Designing ecological climate change impact assessments to reflect key climatic drivers
Product Type:Journal Article
Author(s):Sofaer, Helen R., Joseph J. Barsugli, Catherine S. Jarnevich, John T. Abatzoglou, Marian K. Talbert, Brian W. Miller, Jeffrey T. Morisette
Suggested Citation:Sofaer, Helen R., Joseph J. Barsugli, Catherine S. Jarnevich, John T. Abatzoglou, Marian K. Talbert, Brian W. Miller, Jeffrey T. Morisette. 2017. Designing ecological climate change impact assessments to reflect key climatic drivers.

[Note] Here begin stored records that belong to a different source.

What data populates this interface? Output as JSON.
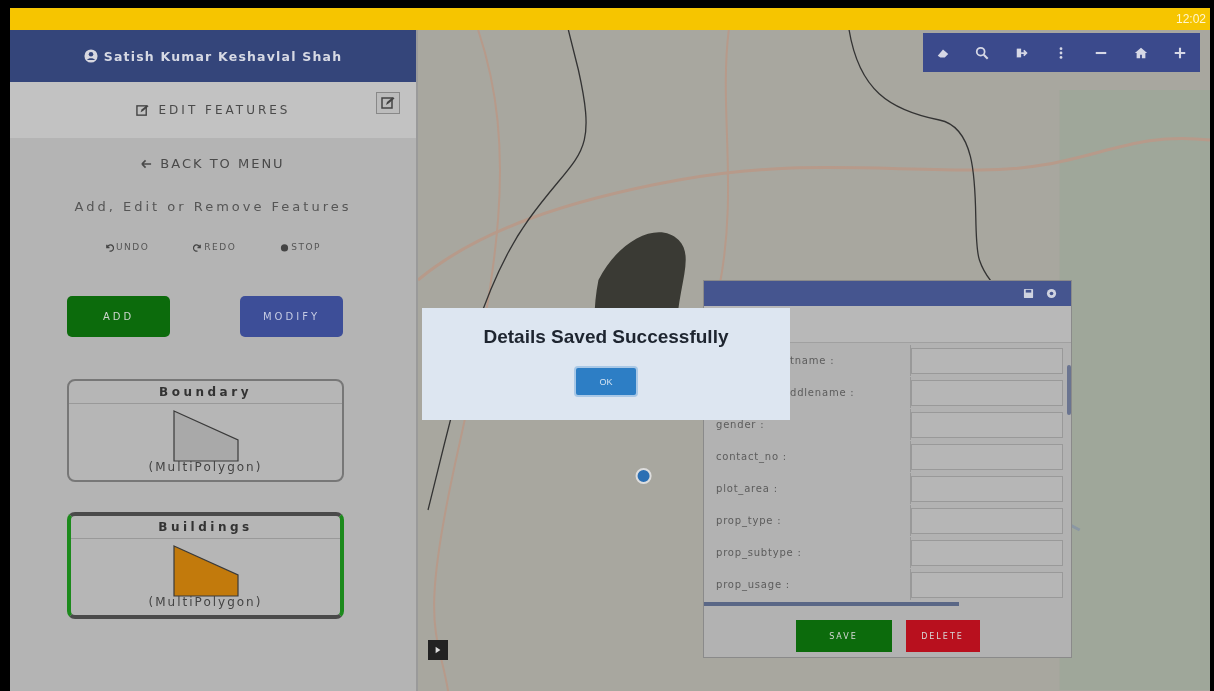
{
  "status_bar": {
    "time": "12:02"
  },
  "sidebar": {
    "user": "Satish Kumar Keshavlal Shah",
    "section_title": "EDIT FEATURES",
    "back": "BACK TO MENU",
    "subtitle": "Add, Edit or Remove Features",
    "history_actions": [
      {
        "kind": "undo",
        "label": "UNDO"
      },
      {
        "kind": "redo",
        "label": "REDO"
      },
      {
        "kind": "stop",
        "label": "STOP"
      }
    ],
    "mode_buttons": [
      {
        "kind": "add",
        "label": "ADD"
      },
      {
        "kind": "modify",
        "label": "MODIFY"
      }
    ],
    "layers": [
      {
        "name": "Boundary",
        "geometry": "(MultiPolygon)",
        "selected": false,
        "color": "#a9a9a9"
      },
      {
        "name": "Buildings",
        "geometry": "(MultiPolygon)",
        "selected": true,
        "color": "#c27a0c"
      }
    ]
  },
  "feature_form": {
    "fields": [
      {
        "label": "tname :",
        "covered": true
      },
      {
        "label": "ddlename :",
        "covered": true
      },
      {
        "label": "gender :"
      },
      {
        "label": "contact_no :"
      },
      {
        "label": "plot_area :"
      },
      {
        "label": "prop_type :"
      },
      {
        "label": "prop_subtype :"
      },
      {
        "label": "prop_usage :"
      }
    ],
    "buttons": [
      {
        "kind": "save",
        "label": "SAVE"
      },
      {
        "kind": "delete",
        "label": "DELETE"
      }
    ]
  },
  "dialog": {
    "message": "Details Saved Successfully",
    "button": "OK"
  }
}
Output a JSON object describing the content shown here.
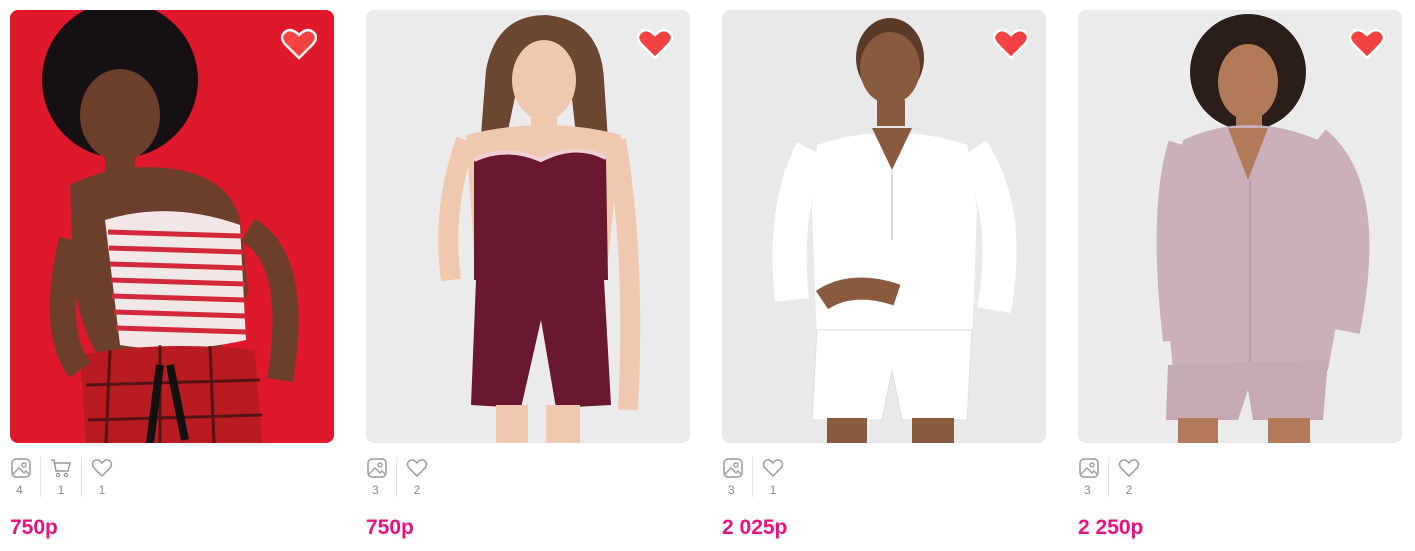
{
  "colors": {
    "price": "#e6127e",
    "heart_filled": "#f44141",
    "stat_icon": "#9a9a9a"
  },
  "products": [
    {
      "favorite_icon": "heart-outline-icon",
      "stats": {
        "photos": "4",
        "cart": "1",
        "likes": "1"
      },
      "price": "750р"
    },
    {
      "favorite_icon": "heart-filled-icon",
      "stats": {
        "photos": "3",
        "likes": "2"
      },
      "price": "750р"
    },
    {
      "favorite_icon": "heart-filled-icon",
      "stats": {
        "photos": "3",
        "likes": "1"
      },
      "price": "2 025р"
    },
    {
      "favorite_icon": "heart-filled-icon",
      "stats": {
        "photos": "3",
        "likes": "2"
      },
      "price": "2 250р"
    }
  ]
}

Global Change Biology DOI: https://dx.doi.org/10.1111/gcb.13653
Identifying the climatic drivers of an ecological system is a key step in assessing its vulnerability to climate change. The climatic dimensions to which a species or system is most sensitive – such as means or extremes – can guide methodological decisions for projections of ecological impacts and vulnerabilities. However, scientific workflows for combining climate projections with ecological models have received little explicit attention. We review Global Climate Model (GCM) performance along different dimensions of change and compare frameworks for integrating GCM output into ecological models. In systems sensitive to climatological means, it is straightforward to base ecological impact assessments on mean projected changes from several GCMs. Ecological systems sensitive to climatic extremes may benefit from what we term the ‘model space’ approach: a comparison of ecological projections based on simulated climate from historical and future time periods. This approach leverages the experimental framework used in climate modeling, in which historical climate simulations serve as controls for future projections. Moreover, it can capture projected changes in the intensity and frequency of climatic extremes, rather than assuming that future means will determine future extremes. Given the recent emphasis on the ecological impacts of climatic extremes, the strategies we describe will be applicable across species and systems. We also highlight practical considerations for the selection of climate models and data products, emphasizing that the spatial resolution of the climate change signal is generally coarser than the grid cell size of downscaled climate model output. Our review illustrates how an understanding of how climate model outputs are derived and downscaled can improve the selection and application of climatic data used in ecological modeling.